Bryn Williams-Jones, le directeur du Centre de bioéthique de l’Université de Montréal, me le rappelait récemment en entrevue: «Il faut toujours se demander à qui cela profite?». Prendre le temps de s’informer à plusieurs sources, de se poser des questions sur la véracité des faits —et les effets— en d’autres mots, ne rien avaler tout cru. Avant tout, cultiver le doute et l’esprit critique, même (surtout?) en matière de santé.

L’Université de Toronto dans l’eau chaude

Dernière nouvelle: l’Université de Toronto a établi un nouveau Centre de médecine intégrative où se donnait d’ailleurs une conférence, samedi dernier, sur les «Soins alternatifs de la médecine» (re sic) —où figure en bonne place l’homéopathie.
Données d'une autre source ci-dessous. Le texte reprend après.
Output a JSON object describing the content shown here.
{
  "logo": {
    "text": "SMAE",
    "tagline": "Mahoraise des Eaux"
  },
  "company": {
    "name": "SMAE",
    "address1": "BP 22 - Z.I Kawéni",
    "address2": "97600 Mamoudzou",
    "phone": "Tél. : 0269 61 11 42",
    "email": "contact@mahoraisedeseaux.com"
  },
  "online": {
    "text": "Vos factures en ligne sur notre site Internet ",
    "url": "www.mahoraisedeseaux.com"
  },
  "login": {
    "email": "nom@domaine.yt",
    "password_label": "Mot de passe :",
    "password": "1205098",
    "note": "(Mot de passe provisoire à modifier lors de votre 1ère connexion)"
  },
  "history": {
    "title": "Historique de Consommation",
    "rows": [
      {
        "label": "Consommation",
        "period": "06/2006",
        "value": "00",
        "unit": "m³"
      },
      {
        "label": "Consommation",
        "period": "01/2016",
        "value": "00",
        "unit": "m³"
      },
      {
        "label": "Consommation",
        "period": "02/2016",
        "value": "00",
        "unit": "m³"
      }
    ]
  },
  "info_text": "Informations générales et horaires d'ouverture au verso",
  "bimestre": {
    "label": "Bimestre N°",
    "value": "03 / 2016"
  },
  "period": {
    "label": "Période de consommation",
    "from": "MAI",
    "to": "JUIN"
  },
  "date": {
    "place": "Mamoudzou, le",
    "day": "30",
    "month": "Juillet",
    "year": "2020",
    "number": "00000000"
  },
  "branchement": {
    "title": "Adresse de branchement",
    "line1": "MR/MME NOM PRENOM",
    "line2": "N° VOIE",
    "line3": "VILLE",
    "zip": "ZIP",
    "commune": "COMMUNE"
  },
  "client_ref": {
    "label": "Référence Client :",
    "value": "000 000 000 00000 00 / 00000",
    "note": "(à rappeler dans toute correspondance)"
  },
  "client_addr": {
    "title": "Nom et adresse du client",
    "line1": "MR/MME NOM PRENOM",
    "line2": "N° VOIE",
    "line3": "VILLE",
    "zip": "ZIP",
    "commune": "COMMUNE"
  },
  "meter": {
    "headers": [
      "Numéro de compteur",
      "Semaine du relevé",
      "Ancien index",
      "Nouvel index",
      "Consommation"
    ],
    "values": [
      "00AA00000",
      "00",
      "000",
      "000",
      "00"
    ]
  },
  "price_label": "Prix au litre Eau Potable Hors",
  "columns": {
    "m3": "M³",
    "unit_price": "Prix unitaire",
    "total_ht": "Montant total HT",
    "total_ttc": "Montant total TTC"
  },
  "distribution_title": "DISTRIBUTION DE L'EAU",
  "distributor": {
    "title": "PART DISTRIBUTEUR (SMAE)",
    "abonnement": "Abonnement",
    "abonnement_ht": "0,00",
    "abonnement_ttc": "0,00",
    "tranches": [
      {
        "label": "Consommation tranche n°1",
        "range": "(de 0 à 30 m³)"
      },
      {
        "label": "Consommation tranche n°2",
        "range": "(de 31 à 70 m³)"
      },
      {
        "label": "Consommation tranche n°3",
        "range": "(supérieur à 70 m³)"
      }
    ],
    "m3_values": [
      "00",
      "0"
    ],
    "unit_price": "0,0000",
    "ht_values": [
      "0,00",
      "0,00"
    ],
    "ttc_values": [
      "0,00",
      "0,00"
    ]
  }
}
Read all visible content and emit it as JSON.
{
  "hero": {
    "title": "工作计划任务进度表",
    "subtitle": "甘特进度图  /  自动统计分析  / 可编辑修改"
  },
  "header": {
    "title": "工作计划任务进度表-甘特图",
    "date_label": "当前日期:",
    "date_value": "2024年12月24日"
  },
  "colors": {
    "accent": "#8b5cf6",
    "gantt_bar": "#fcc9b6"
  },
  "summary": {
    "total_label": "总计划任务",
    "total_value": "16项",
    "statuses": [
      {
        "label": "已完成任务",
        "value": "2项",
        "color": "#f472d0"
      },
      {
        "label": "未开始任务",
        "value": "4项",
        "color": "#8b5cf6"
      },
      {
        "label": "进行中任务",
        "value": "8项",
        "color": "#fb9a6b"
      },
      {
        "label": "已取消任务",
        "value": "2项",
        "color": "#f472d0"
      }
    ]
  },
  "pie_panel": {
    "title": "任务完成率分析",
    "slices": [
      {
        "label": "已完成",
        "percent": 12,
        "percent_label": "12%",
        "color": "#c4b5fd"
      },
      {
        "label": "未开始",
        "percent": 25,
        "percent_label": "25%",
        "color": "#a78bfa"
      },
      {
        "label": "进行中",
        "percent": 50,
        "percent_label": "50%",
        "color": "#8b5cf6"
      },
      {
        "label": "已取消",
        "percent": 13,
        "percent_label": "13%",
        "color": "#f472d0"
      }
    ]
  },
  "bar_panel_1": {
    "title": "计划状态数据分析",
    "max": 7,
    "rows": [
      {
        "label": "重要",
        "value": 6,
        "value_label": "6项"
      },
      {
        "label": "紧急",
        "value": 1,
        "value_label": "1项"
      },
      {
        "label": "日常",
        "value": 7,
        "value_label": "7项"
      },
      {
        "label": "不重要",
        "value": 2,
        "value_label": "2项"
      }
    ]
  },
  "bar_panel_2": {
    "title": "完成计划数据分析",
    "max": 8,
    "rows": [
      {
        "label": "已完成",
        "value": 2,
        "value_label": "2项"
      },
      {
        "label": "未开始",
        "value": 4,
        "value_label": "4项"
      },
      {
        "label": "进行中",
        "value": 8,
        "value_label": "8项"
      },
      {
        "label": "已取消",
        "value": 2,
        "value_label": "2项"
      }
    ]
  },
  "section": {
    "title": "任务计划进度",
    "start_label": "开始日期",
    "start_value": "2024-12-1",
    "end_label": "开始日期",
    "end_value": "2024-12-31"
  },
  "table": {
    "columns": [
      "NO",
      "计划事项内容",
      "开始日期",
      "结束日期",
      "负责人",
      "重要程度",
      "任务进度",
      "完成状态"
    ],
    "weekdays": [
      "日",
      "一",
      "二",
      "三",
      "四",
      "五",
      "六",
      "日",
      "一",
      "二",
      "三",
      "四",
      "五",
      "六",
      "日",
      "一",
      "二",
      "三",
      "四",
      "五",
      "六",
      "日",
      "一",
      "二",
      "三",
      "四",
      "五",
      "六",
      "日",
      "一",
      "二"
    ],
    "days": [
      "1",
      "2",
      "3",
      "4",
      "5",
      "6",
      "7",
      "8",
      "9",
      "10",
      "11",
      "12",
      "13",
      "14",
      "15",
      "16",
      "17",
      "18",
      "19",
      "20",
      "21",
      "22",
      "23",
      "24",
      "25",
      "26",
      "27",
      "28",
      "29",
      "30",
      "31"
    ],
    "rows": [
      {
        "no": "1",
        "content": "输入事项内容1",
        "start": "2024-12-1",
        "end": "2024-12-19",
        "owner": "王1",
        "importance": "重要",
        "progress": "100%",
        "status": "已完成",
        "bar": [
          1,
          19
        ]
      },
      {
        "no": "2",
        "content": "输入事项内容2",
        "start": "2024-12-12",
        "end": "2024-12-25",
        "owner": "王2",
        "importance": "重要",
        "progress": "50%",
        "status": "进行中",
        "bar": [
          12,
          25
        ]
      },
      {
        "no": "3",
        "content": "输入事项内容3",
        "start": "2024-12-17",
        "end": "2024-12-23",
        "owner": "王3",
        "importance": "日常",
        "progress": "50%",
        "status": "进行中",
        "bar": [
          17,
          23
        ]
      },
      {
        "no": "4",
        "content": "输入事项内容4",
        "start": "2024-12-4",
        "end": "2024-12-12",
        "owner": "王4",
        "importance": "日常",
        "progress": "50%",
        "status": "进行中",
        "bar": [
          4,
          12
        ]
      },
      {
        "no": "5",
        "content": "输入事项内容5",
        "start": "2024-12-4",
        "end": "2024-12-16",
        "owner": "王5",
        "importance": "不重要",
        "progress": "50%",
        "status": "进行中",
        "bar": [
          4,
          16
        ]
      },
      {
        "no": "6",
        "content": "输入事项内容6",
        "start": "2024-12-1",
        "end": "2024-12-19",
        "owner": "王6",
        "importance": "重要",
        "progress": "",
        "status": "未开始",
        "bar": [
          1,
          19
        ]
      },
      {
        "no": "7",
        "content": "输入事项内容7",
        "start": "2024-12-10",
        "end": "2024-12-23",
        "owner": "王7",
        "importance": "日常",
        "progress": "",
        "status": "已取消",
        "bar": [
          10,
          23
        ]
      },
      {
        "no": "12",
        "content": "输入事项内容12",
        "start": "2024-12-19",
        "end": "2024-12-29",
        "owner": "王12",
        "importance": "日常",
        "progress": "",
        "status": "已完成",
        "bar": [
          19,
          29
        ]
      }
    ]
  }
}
Une journée animée par la vedette de l’homéopathie Bryce Wlyde.

Lire à ce sujet, l’excellent billet sur le site de l’Institut pour la recherche sur les politiques publiques, «L’homéopathie et l’éthique des recherches sur la magie». Et également le texte du pharmacien Scott Gavura qui remet en question cette inclinaison vers les pseudo-sciences de l’institution ontarienne.

En Allemagne, l’annonce d’une formation en homéopathie offerte à l’Université a fait réagir des médecins et —étrangement— certains homéopathes, dont Christoph Trapp de l’association des médecins homéopathes d’Allemagne qui soutient que «Nous ne sommes pas pour. Cette nouvelle formation à Traunstein ouvre la porte à une académisation des praticiens de médecines douces». Le monde à l'envers.